That’s changing fast. Encouraged by the preponderance of mandarin collars on Italian dresses and Chinese antiques in fashionable New York interiors, more and more urban Chinese are embracing locally inspired styles once shunned as tacky and old-fashioned. Their newfound popularity is a sign of how rapid China’s modernization has been: the young, in particular–who are accustomed to Western goods and who never had to live through the years of choosing between different shades of drab green Mao suits–are the most avid consumers of homegrown products. Now a growing number of design houses in Hong Kong and the big cities on the mainland are capitalizing on that interest and challenging some Chinese design stereotypes.

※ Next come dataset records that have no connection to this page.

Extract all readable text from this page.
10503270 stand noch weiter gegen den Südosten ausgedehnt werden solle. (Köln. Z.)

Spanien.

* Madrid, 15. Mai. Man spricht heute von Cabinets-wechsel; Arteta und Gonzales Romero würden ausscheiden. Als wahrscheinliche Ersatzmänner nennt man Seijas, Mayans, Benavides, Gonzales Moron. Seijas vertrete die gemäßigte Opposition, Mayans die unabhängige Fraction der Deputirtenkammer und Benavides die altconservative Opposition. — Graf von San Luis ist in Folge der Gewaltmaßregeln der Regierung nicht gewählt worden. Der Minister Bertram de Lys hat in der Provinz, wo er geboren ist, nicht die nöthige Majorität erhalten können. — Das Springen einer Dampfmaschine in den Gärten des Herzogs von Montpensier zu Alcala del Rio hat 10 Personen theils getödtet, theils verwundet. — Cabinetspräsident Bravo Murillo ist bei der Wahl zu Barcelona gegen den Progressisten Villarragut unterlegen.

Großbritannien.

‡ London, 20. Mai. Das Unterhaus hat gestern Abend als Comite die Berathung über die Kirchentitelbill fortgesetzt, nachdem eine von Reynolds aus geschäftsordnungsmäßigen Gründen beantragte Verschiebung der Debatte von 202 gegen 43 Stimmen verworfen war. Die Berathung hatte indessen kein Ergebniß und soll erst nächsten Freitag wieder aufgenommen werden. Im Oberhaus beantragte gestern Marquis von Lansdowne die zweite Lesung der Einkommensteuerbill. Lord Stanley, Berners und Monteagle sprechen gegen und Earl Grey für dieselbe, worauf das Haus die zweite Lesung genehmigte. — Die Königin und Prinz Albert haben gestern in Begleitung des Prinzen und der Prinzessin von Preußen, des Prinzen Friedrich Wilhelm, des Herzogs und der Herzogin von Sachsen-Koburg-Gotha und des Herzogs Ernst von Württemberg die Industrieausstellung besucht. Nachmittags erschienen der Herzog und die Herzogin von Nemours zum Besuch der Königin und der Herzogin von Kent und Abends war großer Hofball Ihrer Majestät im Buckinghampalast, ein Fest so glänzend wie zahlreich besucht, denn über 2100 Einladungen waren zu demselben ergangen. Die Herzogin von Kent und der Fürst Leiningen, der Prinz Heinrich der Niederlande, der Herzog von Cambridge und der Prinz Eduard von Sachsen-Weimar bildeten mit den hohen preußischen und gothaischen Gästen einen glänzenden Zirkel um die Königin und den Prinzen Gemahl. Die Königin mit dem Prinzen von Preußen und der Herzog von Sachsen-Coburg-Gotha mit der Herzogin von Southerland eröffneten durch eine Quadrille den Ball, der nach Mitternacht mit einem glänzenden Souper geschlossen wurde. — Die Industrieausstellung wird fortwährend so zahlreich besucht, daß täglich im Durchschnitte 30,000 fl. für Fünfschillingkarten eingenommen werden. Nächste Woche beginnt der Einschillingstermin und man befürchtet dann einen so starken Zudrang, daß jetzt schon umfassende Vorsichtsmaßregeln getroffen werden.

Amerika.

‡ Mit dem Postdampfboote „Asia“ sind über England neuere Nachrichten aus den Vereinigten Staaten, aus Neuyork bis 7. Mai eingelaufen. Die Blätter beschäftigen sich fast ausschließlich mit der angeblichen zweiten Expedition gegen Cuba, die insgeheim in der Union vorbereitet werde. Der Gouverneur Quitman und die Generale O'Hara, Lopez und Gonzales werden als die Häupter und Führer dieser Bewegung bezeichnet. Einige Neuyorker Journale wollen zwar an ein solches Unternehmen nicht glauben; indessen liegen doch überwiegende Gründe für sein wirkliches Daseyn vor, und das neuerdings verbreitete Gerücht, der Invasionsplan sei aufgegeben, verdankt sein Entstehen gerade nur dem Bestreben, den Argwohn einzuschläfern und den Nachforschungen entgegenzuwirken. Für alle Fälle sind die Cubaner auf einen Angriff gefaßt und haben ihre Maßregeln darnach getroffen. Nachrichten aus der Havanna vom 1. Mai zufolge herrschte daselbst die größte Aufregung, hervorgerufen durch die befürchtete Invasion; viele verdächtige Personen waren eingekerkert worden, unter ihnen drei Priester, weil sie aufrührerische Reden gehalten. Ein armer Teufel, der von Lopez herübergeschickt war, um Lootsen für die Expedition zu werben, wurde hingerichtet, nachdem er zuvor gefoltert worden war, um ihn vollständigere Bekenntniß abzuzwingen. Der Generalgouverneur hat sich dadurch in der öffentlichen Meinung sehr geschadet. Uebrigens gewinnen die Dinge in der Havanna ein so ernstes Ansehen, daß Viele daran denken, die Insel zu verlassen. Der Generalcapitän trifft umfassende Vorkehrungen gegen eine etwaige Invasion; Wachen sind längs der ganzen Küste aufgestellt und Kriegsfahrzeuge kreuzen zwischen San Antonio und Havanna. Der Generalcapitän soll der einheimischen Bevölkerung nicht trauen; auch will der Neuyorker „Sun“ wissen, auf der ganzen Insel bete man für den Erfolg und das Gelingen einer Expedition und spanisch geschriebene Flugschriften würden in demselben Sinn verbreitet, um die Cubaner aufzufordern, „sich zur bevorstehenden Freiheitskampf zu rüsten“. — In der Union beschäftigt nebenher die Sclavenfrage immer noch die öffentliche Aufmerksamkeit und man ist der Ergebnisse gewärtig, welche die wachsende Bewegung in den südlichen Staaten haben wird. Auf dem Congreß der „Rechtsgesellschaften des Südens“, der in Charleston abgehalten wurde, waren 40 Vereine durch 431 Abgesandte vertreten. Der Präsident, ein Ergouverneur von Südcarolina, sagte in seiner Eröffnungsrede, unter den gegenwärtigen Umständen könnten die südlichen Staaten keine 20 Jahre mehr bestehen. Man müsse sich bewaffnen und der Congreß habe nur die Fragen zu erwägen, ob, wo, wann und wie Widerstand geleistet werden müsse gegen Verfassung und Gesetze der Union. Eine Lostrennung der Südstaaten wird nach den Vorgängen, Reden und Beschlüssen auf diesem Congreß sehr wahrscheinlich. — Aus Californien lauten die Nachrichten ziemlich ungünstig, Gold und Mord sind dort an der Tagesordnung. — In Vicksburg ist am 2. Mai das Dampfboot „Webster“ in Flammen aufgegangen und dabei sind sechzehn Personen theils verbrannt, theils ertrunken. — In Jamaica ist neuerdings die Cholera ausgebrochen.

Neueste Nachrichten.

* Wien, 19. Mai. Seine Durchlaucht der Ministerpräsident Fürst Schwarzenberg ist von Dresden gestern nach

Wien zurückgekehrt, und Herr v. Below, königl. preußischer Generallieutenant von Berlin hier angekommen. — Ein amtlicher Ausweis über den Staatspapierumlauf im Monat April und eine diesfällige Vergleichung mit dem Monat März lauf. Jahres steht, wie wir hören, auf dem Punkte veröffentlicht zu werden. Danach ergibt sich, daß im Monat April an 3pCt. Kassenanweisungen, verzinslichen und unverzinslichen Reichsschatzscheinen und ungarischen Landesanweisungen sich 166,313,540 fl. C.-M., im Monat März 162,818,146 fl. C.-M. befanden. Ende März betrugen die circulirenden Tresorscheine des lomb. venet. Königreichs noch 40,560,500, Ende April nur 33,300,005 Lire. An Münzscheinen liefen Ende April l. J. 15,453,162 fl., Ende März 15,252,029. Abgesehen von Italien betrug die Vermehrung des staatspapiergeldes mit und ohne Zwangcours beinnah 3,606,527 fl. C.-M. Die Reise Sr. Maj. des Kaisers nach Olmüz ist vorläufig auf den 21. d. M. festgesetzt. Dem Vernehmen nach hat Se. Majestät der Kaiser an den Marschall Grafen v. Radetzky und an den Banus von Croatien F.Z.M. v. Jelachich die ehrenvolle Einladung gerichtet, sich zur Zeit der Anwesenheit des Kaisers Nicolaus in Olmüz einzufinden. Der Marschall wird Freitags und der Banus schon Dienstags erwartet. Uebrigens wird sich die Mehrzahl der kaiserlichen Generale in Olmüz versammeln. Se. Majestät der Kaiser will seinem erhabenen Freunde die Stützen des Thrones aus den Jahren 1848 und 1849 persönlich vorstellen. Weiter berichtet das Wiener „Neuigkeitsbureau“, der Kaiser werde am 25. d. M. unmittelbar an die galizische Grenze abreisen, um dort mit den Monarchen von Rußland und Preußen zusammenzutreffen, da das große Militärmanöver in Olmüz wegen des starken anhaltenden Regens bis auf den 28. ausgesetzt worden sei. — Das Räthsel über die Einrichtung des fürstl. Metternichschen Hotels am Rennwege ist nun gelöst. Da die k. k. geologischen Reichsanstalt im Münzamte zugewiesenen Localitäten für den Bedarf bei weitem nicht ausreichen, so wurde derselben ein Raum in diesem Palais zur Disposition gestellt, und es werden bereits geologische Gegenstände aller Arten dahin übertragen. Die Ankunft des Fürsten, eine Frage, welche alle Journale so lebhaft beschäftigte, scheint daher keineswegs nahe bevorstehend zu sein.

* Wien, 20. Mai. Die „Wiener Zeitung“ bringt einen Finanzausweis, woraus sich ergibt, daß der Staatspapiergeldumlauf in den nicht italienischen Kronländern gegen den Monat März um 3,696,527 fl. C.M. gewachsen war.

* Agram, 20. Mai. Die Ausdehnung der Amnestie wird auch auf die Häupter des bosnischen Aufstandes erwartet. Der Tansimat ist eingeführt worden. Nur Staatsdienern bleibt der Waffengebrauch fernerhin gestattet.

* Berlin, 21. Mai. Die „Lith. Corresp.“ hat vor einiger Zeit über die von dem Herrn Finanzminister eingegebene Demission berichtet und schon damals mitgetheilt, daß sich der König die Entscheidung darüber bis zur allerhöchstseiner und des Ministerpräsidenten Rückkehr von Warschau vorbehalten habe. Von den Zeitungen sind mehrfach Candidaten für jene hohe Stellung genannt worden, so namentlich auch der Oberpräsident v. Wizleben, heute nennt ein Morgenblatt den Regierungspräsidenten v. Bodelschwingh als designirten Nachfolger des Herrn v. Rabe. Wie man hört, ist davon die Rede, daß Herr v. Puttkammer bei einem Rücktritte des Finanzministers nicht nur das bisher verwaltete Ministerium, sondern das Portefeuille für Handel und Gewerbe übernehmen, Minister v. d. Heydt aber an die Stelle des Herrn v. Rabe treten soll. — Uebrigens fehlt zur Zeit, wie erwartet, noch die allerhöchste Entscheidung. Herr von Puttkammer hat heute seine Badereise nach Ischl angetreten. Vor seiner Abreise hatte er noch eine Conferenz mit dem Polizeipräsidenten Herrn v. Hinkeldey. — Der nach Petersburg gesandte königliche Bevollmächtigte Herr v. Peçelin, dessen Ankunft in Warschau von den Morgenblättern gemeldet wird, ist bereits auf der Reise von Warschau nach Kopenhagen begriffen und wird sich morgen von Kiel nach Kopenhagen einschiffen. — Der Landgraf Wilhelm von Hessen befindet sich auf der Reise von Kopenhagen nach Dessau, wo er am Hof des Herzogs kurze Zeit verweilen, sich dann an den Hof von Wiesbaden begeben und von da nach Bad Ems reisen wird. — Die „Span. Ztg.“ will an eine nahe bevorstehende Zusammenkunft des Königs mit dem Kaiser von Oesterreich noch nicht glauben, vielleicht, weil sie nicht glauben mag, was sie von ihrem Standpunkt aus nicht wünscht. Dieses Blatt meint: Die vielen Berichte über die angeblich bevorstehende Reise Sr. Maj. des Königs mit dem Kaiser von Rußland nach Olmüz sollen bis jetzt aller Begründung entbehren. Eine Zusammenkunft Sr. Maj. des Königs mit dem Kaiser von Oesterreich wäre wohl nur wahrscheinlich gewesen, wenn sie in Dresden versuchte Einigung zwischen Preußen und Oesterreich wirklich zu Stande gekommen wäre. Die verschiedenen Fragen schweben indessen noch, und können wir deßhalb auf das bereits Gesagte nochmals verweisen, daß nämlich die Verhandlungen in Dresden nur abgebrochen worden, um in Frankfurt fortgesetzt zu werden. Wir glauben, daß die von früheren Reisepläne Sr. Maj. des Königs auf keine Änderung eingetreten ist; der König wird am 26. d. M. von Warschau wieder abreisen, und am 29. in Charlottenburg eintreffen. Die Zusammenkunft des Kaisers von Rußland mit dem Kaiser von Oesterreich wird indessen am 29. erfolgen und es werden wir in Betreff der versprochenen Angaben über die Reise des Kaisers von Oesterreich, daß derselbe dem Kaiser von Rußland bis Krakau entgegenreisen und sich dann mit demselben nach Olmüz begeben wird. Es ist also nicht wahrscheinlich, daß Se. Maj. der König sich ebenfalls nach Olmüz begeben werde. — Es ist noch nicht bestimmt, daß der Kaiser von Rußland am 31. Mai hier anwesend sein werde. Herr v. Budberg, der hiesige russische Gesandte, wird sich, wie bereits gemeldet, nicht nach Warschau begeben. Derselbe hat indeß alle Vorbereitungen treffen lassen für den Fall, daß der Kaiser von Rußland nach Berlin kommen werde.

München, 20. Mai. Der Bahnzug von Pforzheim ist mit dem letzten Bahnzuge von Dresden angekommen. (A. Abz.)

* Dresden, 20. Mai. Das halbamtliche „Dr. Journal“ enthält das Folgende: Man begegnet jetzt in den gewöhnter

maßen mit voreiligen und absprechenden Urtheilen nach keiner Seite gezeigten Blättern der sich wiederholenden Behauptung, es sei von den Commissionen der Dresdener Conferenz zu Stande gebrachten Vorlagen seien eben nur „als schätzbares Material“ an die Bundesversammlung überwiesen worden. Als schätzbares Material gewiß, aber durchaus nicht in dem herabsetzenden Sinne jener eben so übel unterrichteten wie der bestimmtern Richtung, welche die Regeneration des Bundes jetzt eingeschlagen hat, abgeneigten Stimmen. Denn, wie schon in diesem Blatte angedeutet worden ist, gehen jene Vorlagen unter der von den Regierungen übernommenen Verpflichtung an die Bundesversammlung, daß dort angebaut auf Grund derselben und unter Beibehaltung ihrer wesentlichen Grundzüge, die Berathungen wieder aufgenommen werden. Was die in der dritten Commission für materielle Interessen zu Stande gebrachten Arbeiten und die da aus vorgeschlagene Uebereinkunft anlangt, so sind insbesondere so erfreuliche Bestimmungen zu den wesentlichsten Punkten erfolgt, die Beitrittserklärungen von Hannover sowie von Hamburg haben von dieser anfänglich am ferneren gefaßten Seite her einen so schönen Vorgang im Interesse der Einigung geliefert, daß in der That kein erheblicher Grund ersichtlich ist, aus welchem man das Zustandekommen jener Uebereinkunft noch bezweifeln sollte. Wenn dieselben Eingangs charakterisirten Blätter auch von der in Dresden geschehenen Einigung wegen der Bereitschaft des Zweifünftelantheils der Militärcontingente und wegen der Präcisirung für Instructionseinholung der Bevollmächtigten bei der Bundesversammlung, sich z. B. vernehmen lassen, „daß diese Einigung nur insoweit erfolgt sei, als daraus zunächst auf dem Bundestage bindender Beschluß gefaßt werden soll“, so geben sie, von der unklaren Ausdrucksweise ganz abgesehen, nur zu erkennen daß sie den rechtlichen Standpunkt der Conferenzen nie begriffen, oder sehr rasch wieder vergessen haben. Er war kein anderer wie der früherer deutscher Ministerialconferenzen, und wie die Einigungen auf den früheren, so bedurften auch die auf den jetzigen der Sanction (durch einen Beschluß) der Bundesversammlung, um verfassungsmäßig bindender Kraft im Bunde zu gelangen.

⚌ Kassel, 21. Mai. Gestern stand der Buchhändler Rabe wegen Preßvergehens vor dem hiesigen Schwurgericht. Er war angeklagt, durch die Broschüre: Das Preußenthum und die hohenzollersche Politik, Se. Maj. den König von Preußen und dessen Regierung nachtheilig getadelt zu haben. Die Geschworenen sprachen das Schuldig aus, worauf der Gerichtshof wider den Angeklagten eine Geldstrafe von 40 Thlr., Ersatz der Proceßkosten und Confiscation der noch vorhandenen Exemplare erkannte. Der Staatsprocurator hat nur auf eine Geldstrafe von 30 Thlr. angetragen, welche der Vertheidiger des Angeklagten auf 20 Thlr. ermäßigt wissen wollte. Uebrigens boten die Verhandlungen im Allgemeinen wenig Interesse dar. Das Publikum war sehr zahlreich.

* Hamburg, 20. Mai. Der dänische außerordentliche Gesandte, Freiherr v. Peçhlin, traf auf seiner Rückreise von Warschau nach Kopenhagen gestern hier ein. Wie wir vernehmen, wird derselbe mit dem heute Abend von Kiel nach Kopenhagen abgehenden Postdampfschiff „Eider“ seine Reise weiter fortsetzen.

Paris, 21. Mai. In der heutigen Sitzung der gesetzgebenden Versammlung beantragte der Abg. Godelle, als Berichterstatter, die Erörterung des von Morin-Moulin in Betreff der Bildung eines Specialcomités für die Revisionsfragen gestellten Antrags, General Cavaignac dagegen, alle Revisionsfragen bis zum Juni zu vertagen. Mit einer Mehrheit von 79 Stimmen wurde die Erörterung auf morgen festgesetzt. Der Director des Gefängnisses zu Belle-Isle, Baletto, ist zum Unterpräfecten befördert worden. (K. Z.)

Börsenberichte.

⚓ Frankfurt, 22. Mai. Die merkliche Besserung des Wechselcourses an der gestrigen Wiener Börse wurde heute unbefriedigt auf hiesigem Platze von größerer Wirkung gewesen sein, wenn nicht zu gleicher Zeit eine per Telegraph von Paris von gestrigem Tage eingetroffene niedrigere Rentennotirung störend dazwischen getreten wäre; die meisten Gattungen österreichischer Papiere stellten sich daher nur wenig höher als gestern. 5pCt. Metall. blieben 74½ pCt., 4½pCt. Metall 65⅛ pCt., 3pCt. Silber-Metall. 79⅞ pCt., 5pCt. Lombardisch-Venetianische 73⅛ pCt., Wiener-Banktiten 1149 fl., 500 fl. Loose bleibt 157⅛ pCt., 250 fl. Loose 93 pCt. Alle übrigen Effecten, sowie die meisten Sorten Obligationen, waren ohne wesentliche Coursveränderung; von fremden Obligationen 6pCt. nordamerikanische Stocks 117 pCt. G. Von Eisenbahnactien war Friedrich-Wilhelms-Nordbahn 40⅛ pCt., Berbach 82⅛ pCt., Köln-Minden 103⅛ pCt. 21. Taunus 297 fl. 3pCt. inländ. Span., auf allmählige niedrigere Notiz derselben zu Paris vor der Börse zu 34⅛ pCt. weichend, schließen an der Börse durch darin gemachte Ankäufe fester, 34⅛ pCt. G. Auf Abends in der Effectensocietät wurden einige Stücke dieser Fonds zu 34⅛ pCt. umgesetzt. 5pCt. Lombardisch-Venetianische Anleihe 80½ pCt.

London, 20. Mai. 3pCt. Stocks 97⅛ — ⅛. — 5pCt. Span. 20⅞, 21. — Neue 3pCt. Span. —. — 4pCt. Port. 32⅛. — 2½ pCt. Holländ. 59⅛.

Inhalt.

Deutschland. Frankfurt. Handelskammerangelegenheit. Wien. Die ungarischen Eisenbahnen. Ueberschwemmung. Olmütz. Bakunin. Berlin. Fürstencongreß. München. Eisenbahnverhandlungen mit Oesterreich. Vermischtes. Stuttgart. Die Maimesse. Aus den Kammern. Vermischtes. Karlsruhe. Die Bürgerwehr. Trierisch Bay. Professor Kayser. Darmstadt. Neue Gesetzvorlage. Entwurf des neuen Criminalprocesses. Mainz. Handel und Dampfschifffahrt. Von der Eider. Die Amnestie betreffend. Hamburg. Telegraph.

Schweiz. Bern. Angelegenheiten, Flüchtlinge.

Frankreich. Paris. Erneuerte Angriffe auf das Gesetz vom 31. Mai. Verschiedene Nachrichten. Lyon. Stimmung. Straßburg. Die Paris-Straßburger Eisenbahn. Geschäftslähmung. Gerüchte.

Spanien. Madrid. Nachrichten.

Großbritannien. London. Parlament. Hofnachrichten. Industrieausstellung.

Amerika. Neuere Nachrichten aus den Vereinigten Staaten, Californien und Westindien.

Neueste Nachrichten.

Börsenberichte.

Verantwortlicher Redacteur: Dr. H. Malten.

Several have found a niche blending traditional style with affordable modern practicality. Singaporean designer Choon Guo sells Chinese-inspired house wares in his rapidly expanding chain of Simply Life stores, including a $30 contemporary pottery vase shaped like a qipao, or Chinese woman’s dress. In his main outlet in Xintiandi, the sprawling mall built around converted traditional Shanghainese houses, the vase has proved a best seller among the throngs of local shoppers. “Older Chinese don’t like our things,” says Guo. “To them, it is a bastardization of the pure forms. We cater to the new generation: the young, affluent customers who have had everything done for them.” ²

Douglas Young, founder of the happening Hong Kong lifestyle brand G.O.D. (which in Cantonese sounds like “to live well”), cleverly draws upon nostalgia for the pre-glass-and-chrome Hong Kong. He makes bags in a print called Yaumatei, after the Hong Kong district crowded with classic tenement housing. Young, a London-trained architect, can’t produce Yaumateis fast enough; customers filled waiting lists for weeks in anticipation of the $50 messenger-bag model. Another hit design is a print based on newspaper personal classified ads, which use food euphemisms–the Chinese slang for a prostitute is “chicken”– to get around the ban on soliciting sex. Young believes Chinese style is ripe for updating, especially by Chinese designers. “Some Western interpretations of Chinese style caricature our culture,” he says. “It is disrespectful. –Chinese design is more than dragons.”

For some, the embrace of Chinese style is infused with longing. Hong Kongers looking for a connection to the territory’s formative years are patronizing stores like MayMay King, a small shop specializing in soft toys, accessories and clothes made out of vintage Chinese fabrics. Eric Mok’s Upstairs studio is using zitan and blackwood, fine timbers much prized in Asia, to produce clean-lined contemporary furniture based on Ming-dynasty styles.

Even a company like Shanghai Tang, which has made its name selling chinoiserie to Western consumers, wants a piece of the mainland market. Next month the company will finally open a store in a spruced-up colonial house on one of Shanghai’s top shopping streets. “We have to be very innovative,” says creative director Joanne Ooi. “We don’t want to be viewed as just another seller of qipaos on Maoming Road.” Shanghai Tang’s style could be described as West meets East: contemporary silhouettes with Chinese accents or bespoke traditional outfits in fine European fabrics. The label, founded and headquartered in Hong Kong but now owned by the Swiss Richemont Group, has lately been turning out outfits that are less costumey and more wearable. And its Western cachet only adds to its appeal: a handbag design based on the auspicious Chinese character for longevity sold out in days after making an appearance on HBO’s “Sex and the City” series.

Someday soon, say style mavens, such links will no longer be required. “Fashion is fashion,” says Kou. “But after a while, Chinese will want to look back. There is no mistaking the pride that Chinese have for their heritage.” And no shortage of design firms eager to cash in.